Me apaixona a forte humanidade de uma busca de classe como essa, seu desafio às normas e estereótipos, a densidade do nível onde se gesta a luta pela expressão, a intensidade do mergulho nas zonas mais esquecidas e, sem dúvida, mais vivas do real, a simbiose profunda de todas as projeções simbolizadoras, a paradóxica complementaridade e até uma sincronicidade entre o espontâneo e o reflexivo, o dito e o não dito, a vitória e o fracasso, o esperado e o inesperado, o possível e o impossível, o um e o outro.

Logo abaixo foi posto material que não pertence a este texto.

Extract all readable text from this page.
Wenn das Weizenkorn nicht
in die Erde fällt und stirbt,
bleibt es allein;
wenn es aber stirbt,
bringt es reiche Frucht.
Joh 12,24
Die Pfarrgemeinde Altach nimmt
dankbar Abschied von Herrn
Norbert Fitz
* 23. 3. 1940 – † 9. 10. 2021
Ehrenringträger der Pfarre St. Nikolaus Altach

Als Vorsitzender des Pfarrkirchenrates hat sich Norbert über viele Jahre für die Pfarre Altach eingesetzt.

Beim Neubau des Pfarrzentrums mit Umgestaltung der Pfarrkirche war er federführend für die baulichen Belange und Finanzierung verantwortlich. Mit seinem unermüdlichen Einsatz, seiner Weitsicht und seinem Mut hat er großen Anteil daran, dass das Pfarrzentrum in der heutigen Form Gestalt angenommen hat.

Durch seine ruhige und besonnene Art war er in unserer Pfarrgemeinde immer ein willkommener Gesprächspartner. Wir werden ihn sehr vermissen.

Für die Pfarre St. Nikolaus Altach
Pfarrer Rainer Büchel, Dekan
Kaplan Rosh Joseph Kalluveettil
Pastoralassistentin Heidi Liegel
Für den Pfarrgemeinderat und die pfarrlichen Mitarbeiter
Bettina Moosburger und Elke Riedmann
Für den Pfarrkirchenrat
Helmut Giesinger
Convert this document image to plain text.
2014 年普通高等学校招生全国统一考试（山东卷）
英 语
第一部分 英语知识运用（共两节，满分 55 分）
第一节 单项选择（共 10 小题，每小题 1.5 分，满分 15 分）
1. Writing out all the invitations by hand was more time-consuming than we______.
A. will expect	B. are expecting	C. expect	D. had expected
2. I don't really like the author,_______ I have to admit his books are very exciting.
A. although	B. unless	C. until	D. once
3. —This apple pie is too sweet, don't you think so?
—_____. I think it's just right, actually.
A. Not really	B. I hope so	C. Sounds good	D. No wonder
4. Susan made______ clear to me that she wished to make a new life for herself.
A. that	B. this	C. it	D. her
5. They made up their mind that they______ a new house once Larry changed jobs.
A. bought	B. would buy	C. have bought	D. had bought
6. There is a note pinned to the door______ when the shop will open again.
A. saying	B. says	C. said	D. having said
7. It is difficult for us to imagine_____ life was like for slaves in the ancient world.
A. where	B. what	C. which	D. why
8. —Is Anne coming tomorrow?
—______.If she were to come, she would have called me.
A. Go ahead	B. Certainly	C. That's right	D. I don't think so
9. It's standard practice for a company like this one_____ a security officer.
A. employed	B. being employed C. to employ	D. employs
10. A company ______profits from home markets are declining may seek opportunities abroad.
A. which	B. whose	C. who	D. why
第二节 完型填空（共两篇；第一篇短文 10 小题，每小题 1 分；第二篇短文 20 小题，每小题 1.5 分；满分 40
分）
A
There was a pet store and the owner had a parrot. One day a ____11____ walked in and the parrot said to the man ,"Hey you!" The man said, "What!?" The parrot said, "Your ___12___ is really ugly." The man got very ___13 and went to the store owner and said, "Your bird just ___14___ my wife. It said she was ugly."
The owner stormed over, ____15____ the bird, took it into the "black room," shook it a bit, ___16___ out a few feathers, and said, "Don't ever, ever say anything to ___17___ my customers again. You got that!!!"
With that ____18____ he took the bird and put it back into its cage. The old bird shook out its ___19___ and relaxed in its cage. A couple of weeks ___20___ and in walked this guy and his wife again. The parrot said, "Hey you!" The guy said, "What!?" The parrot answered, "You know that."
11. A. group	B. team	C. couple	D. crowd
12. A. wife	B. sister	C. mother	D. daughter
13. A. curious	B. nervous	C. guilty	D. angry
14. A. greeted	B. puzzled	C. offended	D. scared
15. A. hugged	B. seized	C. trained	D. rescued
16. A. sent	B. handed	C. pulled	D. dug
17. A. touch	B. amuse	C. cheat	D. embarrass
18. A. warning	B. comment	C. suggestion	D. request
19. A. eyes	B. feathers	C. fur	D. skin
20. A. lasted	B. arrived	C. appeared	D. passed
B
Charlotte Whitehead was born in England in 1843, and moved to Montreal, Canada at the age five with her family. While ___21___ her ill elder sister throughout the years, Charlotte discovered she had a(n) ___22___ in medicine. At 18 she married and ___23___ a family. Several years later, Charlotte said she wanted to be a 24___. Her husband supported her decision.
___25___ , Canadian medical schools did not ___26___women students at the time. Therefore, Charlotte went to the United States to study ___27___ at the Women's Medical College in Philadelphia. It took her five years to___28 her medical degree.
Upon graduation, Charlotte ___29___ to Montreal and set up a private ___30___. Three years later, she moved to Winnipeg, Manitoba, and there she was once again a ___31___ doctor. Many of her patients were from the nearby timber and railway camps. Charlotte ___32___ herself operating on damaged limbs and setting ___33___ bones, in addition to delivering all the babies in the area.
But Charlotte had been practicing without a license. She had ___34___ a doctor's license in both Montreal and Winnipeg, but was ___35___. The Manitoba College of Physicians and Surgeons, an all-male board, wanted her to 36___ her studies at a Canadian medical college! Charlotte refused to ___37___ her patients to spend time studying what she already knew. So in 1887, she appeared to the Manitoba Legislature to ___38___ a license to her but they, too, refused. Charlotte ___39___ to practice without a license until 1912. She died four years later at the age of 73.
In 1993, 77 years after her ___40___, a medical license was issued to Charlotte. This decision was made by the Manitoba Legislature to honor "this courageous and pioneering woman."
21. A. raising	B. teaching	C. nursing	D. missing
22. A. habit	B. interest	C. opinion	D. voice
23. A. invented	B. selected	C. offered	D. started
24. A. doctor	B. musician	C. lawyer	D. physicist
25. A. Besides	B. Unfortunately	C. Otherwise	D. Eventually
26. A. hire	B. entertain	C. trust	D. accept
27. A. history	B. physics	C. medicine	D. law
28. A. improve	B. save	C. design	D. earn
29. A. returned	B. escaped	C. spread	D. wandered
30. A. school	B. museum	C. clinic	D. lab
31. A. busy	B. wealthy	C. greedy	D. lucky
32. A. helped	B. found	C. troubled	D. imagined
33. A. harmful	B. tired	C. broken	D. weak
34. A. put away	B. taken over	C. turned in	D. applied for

Sou subjugado pelo amor que se funda e substancia nestes espaços vivos e a liberdade radical desse amor, que nos torna distintos entre o expressar-se e comunicar-se, entre solidão e companhia, entre ausência e presença, entre voz e silêncio, entre amar e pensar, entre tudo e algo. A palavra transfigurada de um homem solitário pode transformar-se ali, por debaixo, em um gesto misterioso e absurdamente magnífico da humanidade. A poesia pode então projetar esse gesto e abolir em um ato de amor a distância entre o homem e os objetos, entre o homem e a natureza, entre o homem e o homem, entre o homem e a morte. Mais que um vazio, essas distâncias são o músculo ao que é possível dar vida com o nervo da visão criadora, com a tatuagem inusitada de palavras em função e explosão do ser, para mover assim o mundo. A realidade está onde queremos que ela esteja, onde somos capazes de elaborar uma forma.
No coração de minha poesia está a crença de que o pensamento é mais concreto que todo o resto da matéria do mundo. Por isso, no coração de minha poesia há também um rosto.
Toda vida é apenas um âmago, o anúncio ou começo de um gesto. A poesia é também um âmago, mas seu gesto permanece, como se fosse algo a mais. O homem e sua linguagem empurrando implacavelmente seus limites, desvestidos de tudo quanto não seja limite, desvestindo-se daquilo que agora o é. A afirmação suprema é também o mais perto da negação suprema. A grandeza concreta da poesia, como a da vida, consiste em não estar acabada. Um salto sempre mais além, o salto que nos torna possíveis.
A partir de dentro, toda obra é um fracasso. Mas acredito ter buscado algo diferente. E essa busca, a partir de dentro ou de fora, não é um fracasso.